Replace Starter - Chrysler Town and Country / Dodge Caravanhttps://youtu.be/Quds2qPkteg
The first thing you probably think it would be is a dead battery, since that is the usual culprit. Maybe you accidentally left the lights on or something and your battery died. So you try to jump start it, turn the key and ... TICK.
Just 1 tick.
Typically when the battery is dying you will hear tick, tick, tick, tick...slowing down and trailing off. That sound is from the starter attempting to turn the engine but there isn't enough power to get it to spin.
When you hear one single tick, it means the starter isn't turning at all. The tick you hear is from the gear on the starter motor engaging with the flywheel on the engine. Usually that gear engages, then the starter spins and the motor turns on.
So your starter gone bad.
The first way to fix a starter that isn't starting is to hit it with a hammer. Sometimes you can get dead spots on the coil of the electrical motor and if you hit it with a hammer it can shift it around and get off that dead spot and start up. This is a good temporary fix, but eventually it will find that dead spot again and you will have to keep hitting it.
BUY NEW STARTER
So you need to replace the starter. The good news is that the starter on the Chrysler Town & Country only has 2 bolts and is near the front of the car. The bad news is that it's a pain to replace.

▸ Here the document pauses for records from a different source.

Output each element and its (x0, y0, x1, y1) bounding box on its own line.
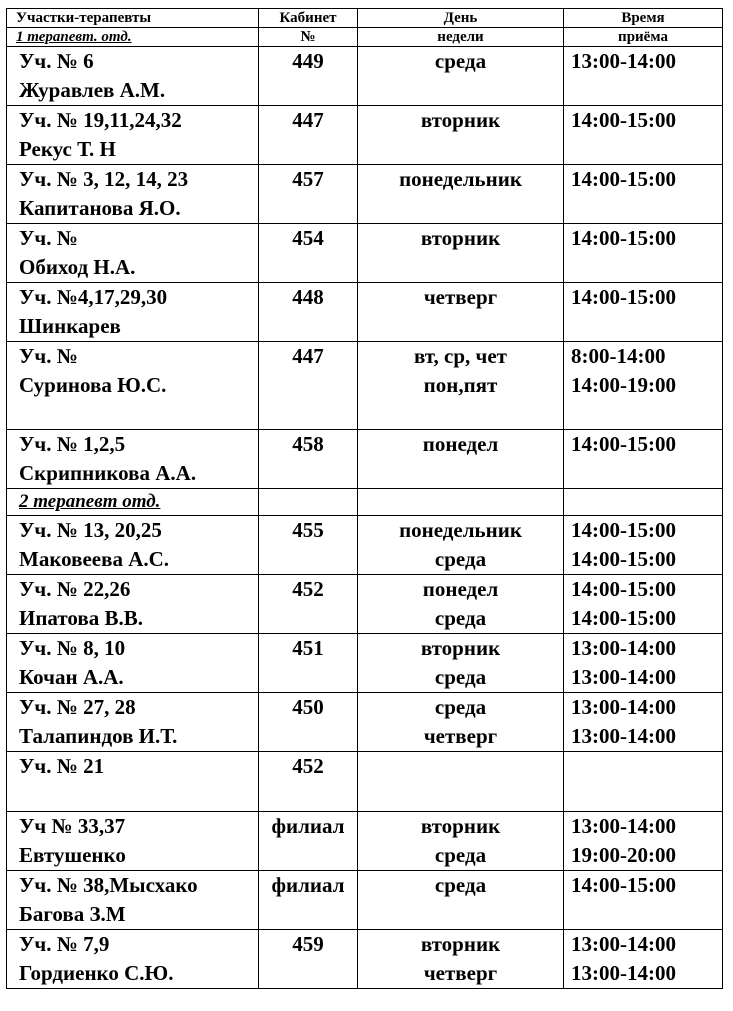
time-cell (564, 224, 723, 283)
reception-time: 14:00-15:00 (571, 285, 676, 309)
doctor-name: Багова З.М (19, 902, 126, 926)
day-cell (358, 47, 564, 106)
reception-time: 14:00-15:00 (571, 547, 676, 571)
reception-time: 14:00-15:00 (571, 873, 676, 897)
participant-cell (7, 430, 259, 489)
participant-cell (7, 516, 259, 575)
table-row (7, 106, 723, 165)
table-row (7, 430, 723, 489)
weekday: четверг (423, 724, 498, 748)
time-cell (564, 752, 723, 812)
section-label-cell (7, 489, 259, 516)
cabinet-cell (259, 224, 358, 283)
day-cell (358, 930, 564, 989)
time-cell (564, 930, 723, 989)
time-cell (564, 283, 723, 342)
reception-time: 13:00-14:00 (571, 724, 676, 748)
header-cabinet: Кабинет (259, 9, 358, 28)
participant-cell (7, 930, 259, 989)
cabinet-number: 457 (292, 167, 324, 191)
doctor-name: Евтушенко (19, 843, 126, 867)
schedule-table (6, 8, 723, 989)
cabinet-cell (259, 930, 358, 989)
day-cell (358, 575, 564, 634)
reception-time: 13:00-14:00 (571, 636, 676, 660)
doctor-name: Ипатова В.В. (19, 606, 144, 630)
header-reception: приёма (564, 28, 723, 47)
cabinet-number: 458 (292, 432, 324, 456)
time-cell (564, 634, 723, 693)
district-number: Уч. № 19,11,24,32 (19, 108, 182, 132)
weekday: понедельник (399, 518, 522, 542)
empty-cell (358, 489, 564, 516)
reception-time: 14:00-19:00 (571, 373, 676, 397)
weekday: вторник (420, 108, 501, 132)
district-number: Уч. №4,17,29,30 (19, 285, 168, 309)
weekday: понедел (422, 432, 499, 456)
header-row-1 (7, 9, 723, 28)
reception-time: 8:00-14:00 (571, 344, 666, 368)
reception-time: 19:00-20:00 (571, 843, 676, 867)
cabinet-number: 452 (292, 754, 324, 778)
district-number: Уч № 33,37 (19, 814, 126, 838)
department-1-label: 1 терапевт. отд. (16, 29, 132, 45)
time-cell (564, 430, 723, 489)
time-cell (564, 693, 723, 752)
empty-cell (259, 489, 358, 516)
time-cell (564, 342, 723, 430)
doctor-name: Маковеева А.С. (19, 547, 170, 571)
participant-cell (7, 693, 259, 752)
participant-cell (7, 165, 259, 224)
cabinet-number: филиал (271, 814, 345, 838)
district-number: Уч. № 6 (19, 49, 94, 73)
cabinet-cell (259, 47, 358, 106)
table-row (7, 575, 723, 634)
participant-cell (7, 871, 259, 930)
participant-cell (7, 812, 259, 871)
weekday: вторник (420, 636, 501, 660)
header-cabinet-number: № (259, 28, 358, 47)
time-cell (564, 106, 723, 165)
time-cell (564, 516, 723, 575)
participant-cell (7, 283, 259, 342)
participant-cell (7, 575, 259, 634)
reception-time: 14:00-15:00 (571, 606, 676, 630)
header-time: Время (564, 9, 723, 28)
weekday: среда (434, 547, 487, 571)
district-number: Уч. № 21 (19, 754, 105, 778)
participant-cell (7, 106, 259, 165)
day-cell (358, 165, 564, 224)
header-day: День (358, 9, 564, 28)
cabinet-cell (259, 812, 358, 871)
district-number: Уч. № 1,2,5 (19, 432, 126, 456)
participant-cell (7, 342, 259, 430)
time-cell (564, 575, 723, 634)
day-cell (358, 283, 564, 342)
table-row (7, 165, 723, 224)
department-2-label: 2 терапевт отд. (19, 491, 161, 512)
table-row (7, 224, 723, 283)
weekday: вторник (420, 814, 501, 838)
weekday: понедел (422, 577, 499, 601)
district-number: Уч. № 3, 12, 14, 23 (19, 167, 189, 191)
reception-time: 13:00-14:00 (571, 665, 676, 689)
participant-cell (7, 634, 259, 693)
table-row (7, 812, 723, 871)
weekday: понедельник (399, 167, 522, 191)
table-row (7, 634, 723, 693)
cabinet-cell (259, 634, 358, 693)
schedule-body (7, 9, 723, 989)
weekday: четверг (423, 285, 498, 309)
weekday: вт, ср, чет (413, 344, 508, 368)
cabinet-cell (259, 693, 358, 752)
district-number: Уч. № 27, 28 (19, 695, 136, 719)
participant-cell (7, 752, 259, 812)
doctor-name: Журавлев А.М. (19, 78, 166, 102)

As always, i go to SlickDeals and search for Advanced Auto Coupon Codes. They always have big discounts when you buy online from Advanced Auto, the code is usually something like TRT30, TRT41, etc...
There's several and you have to find the best one for the biggest discount for what you are buying. Sometimes the 30% off is the best. This time i got $40 off when you spend over $100. Also they will email you $20 codes every once in a while. So the starter was $167, which includes the core return charge. Then we got the $40 off and additional $20 off. With tax the final charge was $113. After it was all done we returned the old starter and got $30 back so the final total was $80.
First disconnect the battery, then climb under and disconnect the 2 wires going to the starter. There's a small yellow wire which just pulls off and a big red wire. To get the bigger wire off you have to remove a nut.
Here you can see the larger of the 2 wires going to the starter.
Many, many hours later you will end up by reconnecting that wire to the new starter.
Before going through everything, to make sure it's the starter that's bad, we connected those 2 wires to the new starter, grounded the starter to the metal frame, connected the battery and turned the key. The new starter whizzed as the motor spun around. So we knew for sure that it was the starter that needed to be replaced. If the new starter didn't spin it would have been something else that was wrong.
Eventually we got the old starter out.
And ready to put in the new one.
So now time for the hard work. Like i said, there are only 2 bolts holding the starter in place. The bottom bolt is the easier of the 2 to remove. It's best if you use a wracheting wrench because there isn't enough room for a socket wrench.
Not enough room for the socket.
BUT... the upper bolt is a real pain to remove. It is a weird bolt. You need to use a 15mm deep well socket to remove it.
The view from the top.
Eventually you will have to get down to removing this small plug to get a direct line on the bolt to remove.
We tried for hours to get it off, using every socket extension and swivel socket head we had, but could not get it to bite. There was too many things in line with the bolt and we could not get the socket to fit. The bolt itself has threads, then a nut, then more threads. it's where the larger of the 2 wires attaches.
The big thing to know is that in order to remove the other bolt you have to remove a ton of other things. You have to take off the plastic fan shroud, frame rail, and radiator fan. You also have to take off a plastic electrical cap and move it to the side. All of those things have to be taken off, just to get that socket and 15mm deep well aligned straight.
All in all it wasn't that much of a pain to remove that stuff. It only took 20 minutes, compared to the 3 hours we spent failing to get it off the first day.
To install the new starter, there is a metal spacer that has to be wedged in between. It says "UP" on it so you don't screw it up. But it takes a lot of effort and jiggling to get the starter to slide into place. Then just tighten the 2 bolts back down.
Before putting everything back together we tried to start the car. Luckily it started up perfectly. So we put the fan, frame rail, and plastic shroud back in place.
As with most car repairs you do, the first time you do it takes hours of screwing up. If i had to do it again it might only take 2 or 3 hours, but the first time it took about 6 or more. Had i of known that i couldn't remove that bolt without removing all that stuff it would have saved a lot of time.
It still isn't an easy job but not impossible.